If you’re wondering what any of this has to do with computing, consider the following:
Queneau created his massive sonnet collection by writing 10, but cutting up the pages in such a way that line 2 of the first poem, say, could be replaced by line 2 of the eighth poem. Some people have reproduced this using computer programming.
On the subject of programming, there is a group of programming languages known as ‘esoteric languages’, or ‘esolangs’. These are languages that have been developed for experimentation, not to do anything useful. That experimental focus seems very Oulipian to me.

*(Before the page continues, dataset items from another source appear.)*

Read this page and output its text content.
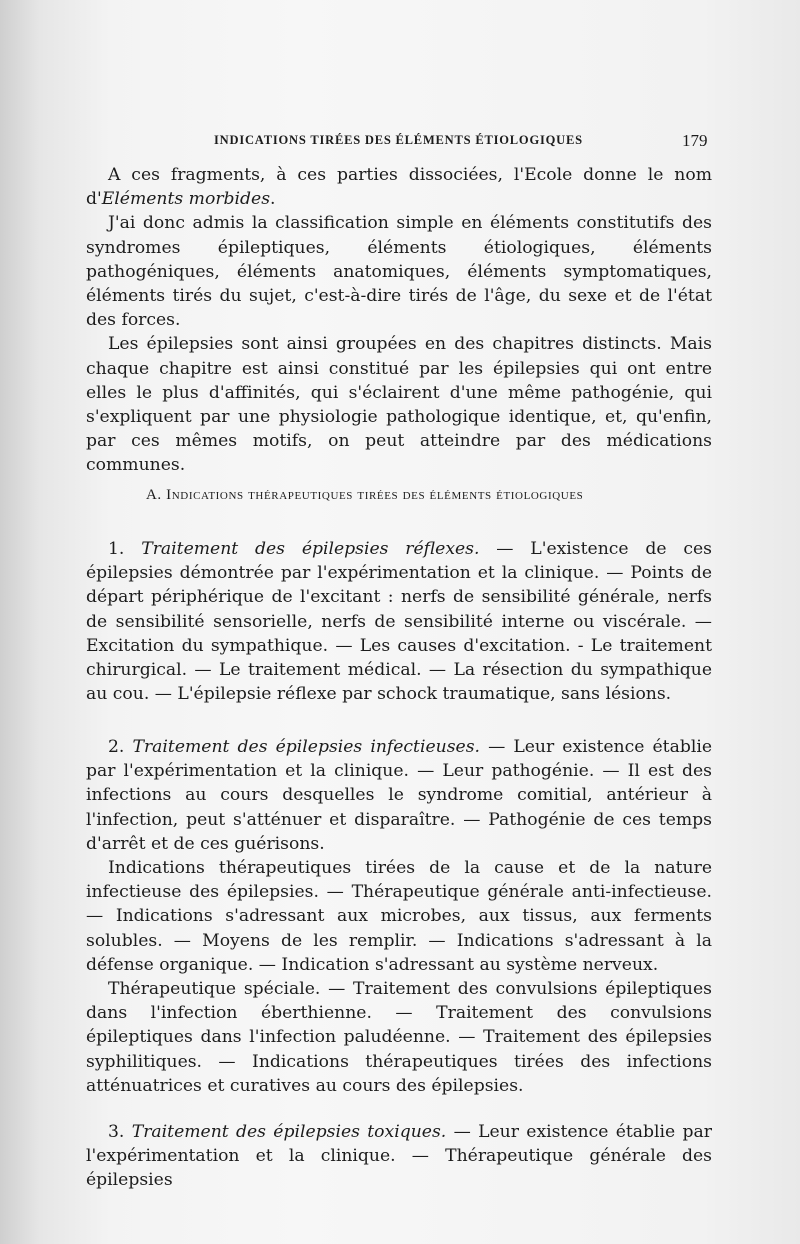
INDICATIONS TIRÉES DES ÉLÉMENTS ÉTIOLOGIQUES	179

A ces fragments, à ces parties dissociées, l'Ecole donne le nom d'Eléments morbides.

J'ai donc admis la classification simple en éléments constitutifs des syndromes épileptiques, éléments étiologiques, éléments pathogéniques, éléments anatomiques, éléments symptomatiques, éléments tirés du sujet, c'est-à-dire tirés de l'âge, du sexe et de l'état des forces.

Les épilepsies sont ainsi groupées en des chapitres distincts. Mais chaque chapitre est ainsi constitué par les épilepsies qui ont entre elles le plus d'affinités, qui s'éclairent d'une même pathogénie, qui s'expliquent par une physiologie pathologique identique, et, qu'enfin, par ces mêmes motifs, on peut atteindre par des médications communes.

A. Indications thérapeutiques tirées des éléments étiologiques

1. Traitement des épilepsies réflexes. — L'existence de ces épilepsies démontrée par l'expérimentation et la clinique. — Points de départ périphérique de l'excitant : nerfs de sensibilité générale, nerfs de sensibilité sensorielle, nerfs de sensibilité interne ou viscérale. — Excitation du sympathique. — Les causes d'excitation. - Le traitement chirurgical. — Le traitement médical. — La résection du sympathique au cou. — L'épilepsie réflexe par schock traumatique, sans lésions.

2. Traitement des épilepsies infectieuses. — Leur existence établie par l'expérimentation et la clinique. — Leur pathogénie. — Il est des infections au cours desquelles le syndrome comitial, antérieur à l'infection, peut s'atténuer et disparaître. — Pathogénie de ces temps d'arrêt et de ces guérisons.

Indications thérapeutiques tirées de la cause et de la nature infectieuse des épilepsies. — Thérapeutique générale anti-infectieuse. — Indications s'adressant aux microbes, aux tissus, aux ferments solubles. — Moyens de les remplir. — Indications s'adressant à la défense organique. — Indication s'adressant au système nerveux.

Thérapeutique spéciale. — Traitement des convulsions épileptiques dans l'infection éberthienne. — Traitement des convulsions épileptiques dans l'infection paludéenne. — Traitement des épilepsies syphilitiques. — Indications thérapeutiques tirées des infections atténuatrices et curatives au cours des épilepsies.

3. Traitement des épilepsies toxiques. — Leur existence établie par l'expérimentation et la clinique. — Thérapeutique générale des épilepsies
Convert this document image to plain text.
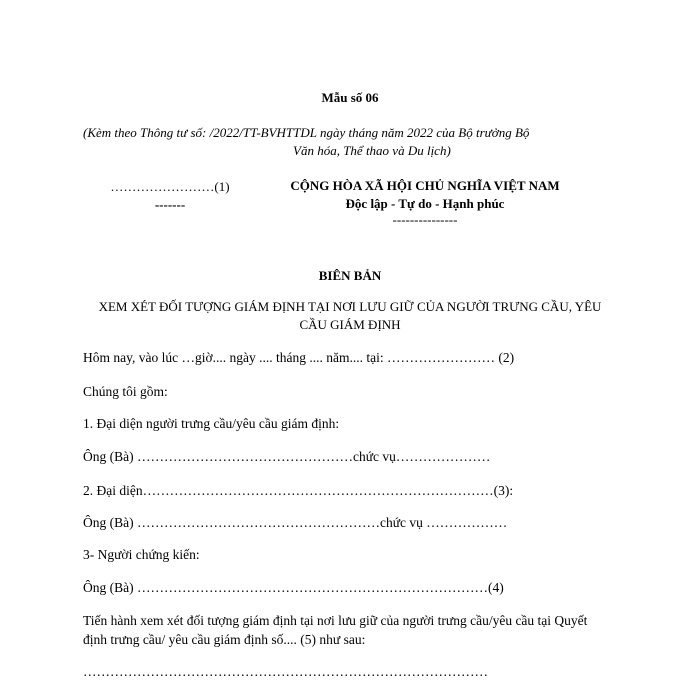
Mẫu số 06
(Kèm theo Thông tư số: /2022/TT-BVHTTDL ngày tháng năm 2022 của Bộ trưởng Bộ
Văn hóa, Thể thao và Du lịch)
……………………(1)
-------
CỘNG HÒA XÃ HỘI CHỦ NGHĨA VIỆT NAM
Độc lập - Tự do - Hạnh phúc
---------------
BIÊN BẢN
XEM XÉT ĐỐI TƯỢNG GIÁM ĐỊNH TẠI NƠI LƯU GIỮ CỦA NGƯỜI TRƯNG CẦU, YÊU
CẦU GIÁM ĐỊNH
Hôm nay, vào lúc …giờ.... ngày .... tháng .... năm.... tại: …………………… (2)
Chúng tôi gồm:
1. Đại diện người trưng cầu/yêu cầu giám định:
Ông (Bà) …………………………………………chức vụ…………………
2. Đại diện……………………………………………………………………(3):
Ông (Bà) ………………………………………………chức vụ ………………
3- Người chứng kiến:
Ông (Bà) ……………………………………………………………………(4)
Tiến hành xem xét đối tượng giám định tại nơi lưu giữ của người trưng cầu/yêu cầu tại Quyết
định trưng cầu/ yêu cầu giám định số.... (5) như sau:
………………………………………………………………………………
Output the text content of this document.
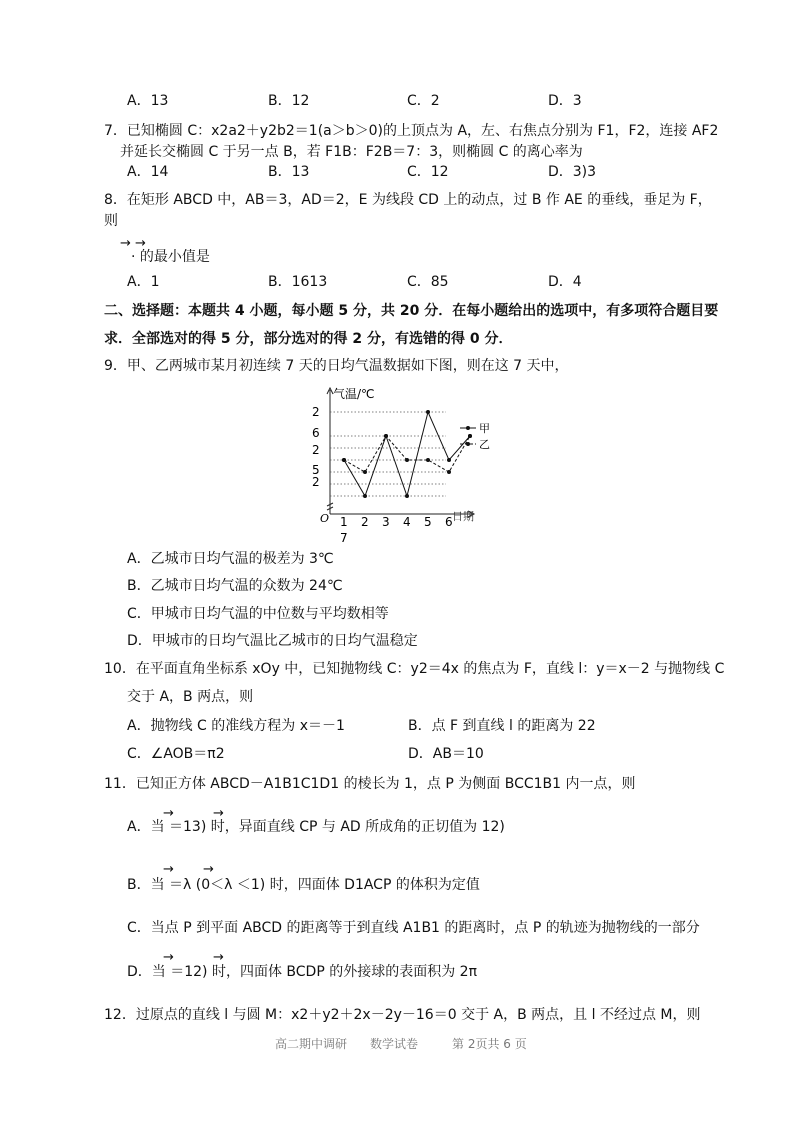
A．13	B．12	C．2	D．3
7．已知椭圆 C：x2a2＋y2b2＝1(a＞b＞0)的上顶点为 A，左、右焦点分别为 F1，F2，连接 AF2
并延长交椭圆 C 于另一点 B，若 F1B：F2B＝7：3，则椭圆 C 的离心率为
A．14	B．13	C．12	D．3)3
8．在矩形 ABCD 中，AB＝3，AD＝2，E 为线段 CD 上的动点，过 B 作 AE 的垂线，垂足为 F，
则
→ →
· 的最小值是
A．1	B．1613	C．85	D．4
二、选择题：本题共 4 小题，每小题 5 分，共 20 分．在每小题给出的选项中，有多项符合题目要
求．全部选对的得 5 分，部分选对的得 2 分，有选错的得 0 分．
9．甲、乙两城市某月初连续 7 天的日均气温数据如下图，则在这 7 天中，
气温/℃
日期
O
2
6
2
5
2
1 2 3 4 5 6
7
甲
乙
A．乙城市日均气温的极差为 3℃
B．乙城市日均气温的众数为 24℃
C．甲城市日均气温的中位数与平均数相等
D．甲城市的日均气温比乙城市的日均气温稳定
10．在平面直角坐标系 xOy 中，已知抛物线 C：y2＝4x 的焦点为 F，直线 l：y＝x－2 与抛物线 C
交于 A，B 两点，则
A．抛物线 C 的准线方程为 x＝－1	B．点 F 到直线 l 的距离为 22
C．∠AOB＝π2	D．AB＝10
11．已知正方体 ABCD－A1B1C1D1 的棱长为 1，点 P 为侧面 BCC1B1 内一点，则
→	→
A．当 ＝13) 时，异面直线 CP 与 AD 所成角的正切值为 12)
→ →
B．当 ＝λ (0＜λ ＜1) 时，四面体 D1ACP 的体积为定值
C．当点 P 到平面 ABCD 的距离等于到直线 A1B1 的距离时，点 P 的轨迹为抛物线的一部分
→	→
D．当 ＝12) 时，四面体 BCDP 的外接球的表面积为 2π
12．过原点的直线 l 与圆 M：x2＋y2＋2x－2y－16＝0 交于 A，B 两点，且 l 不经过点 M，则
高二期中调研 数学试卷	第 2页共 6 页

Going back to to the poems, I haven’t tried to re-create that idea. However, I did have some fun creating a spreadsheet to mash up proverbs. This is another Oulipian approach, the results of which are called ‘preverbs’. I wrote about preverbs here: Using preverbs to break writer's block.
Finally, generally speaking constraints can be very useful in computing.
In the recent course I ran, I was more concerned with writing and literature than programming so I won’t dwell on it here. I received some nice feedback though — one comment of which employs an Oulipo technique. It reads like nonsense, but is quite funny!
I loved this taster course, and it was enjoyable, inspiring and entertaining! A great course to remove any writing anxieties and just have fun with words, and interesting twists of probability!
Terry Freedman is a masterpiece. He delivered one of the best courthouses I have been a stuffing on. An engaging roof through workaday with a bit of matricide thrown in. More stump from the wobbler please!
Terry was fantastic! So glad I took the course and look forward to others with him.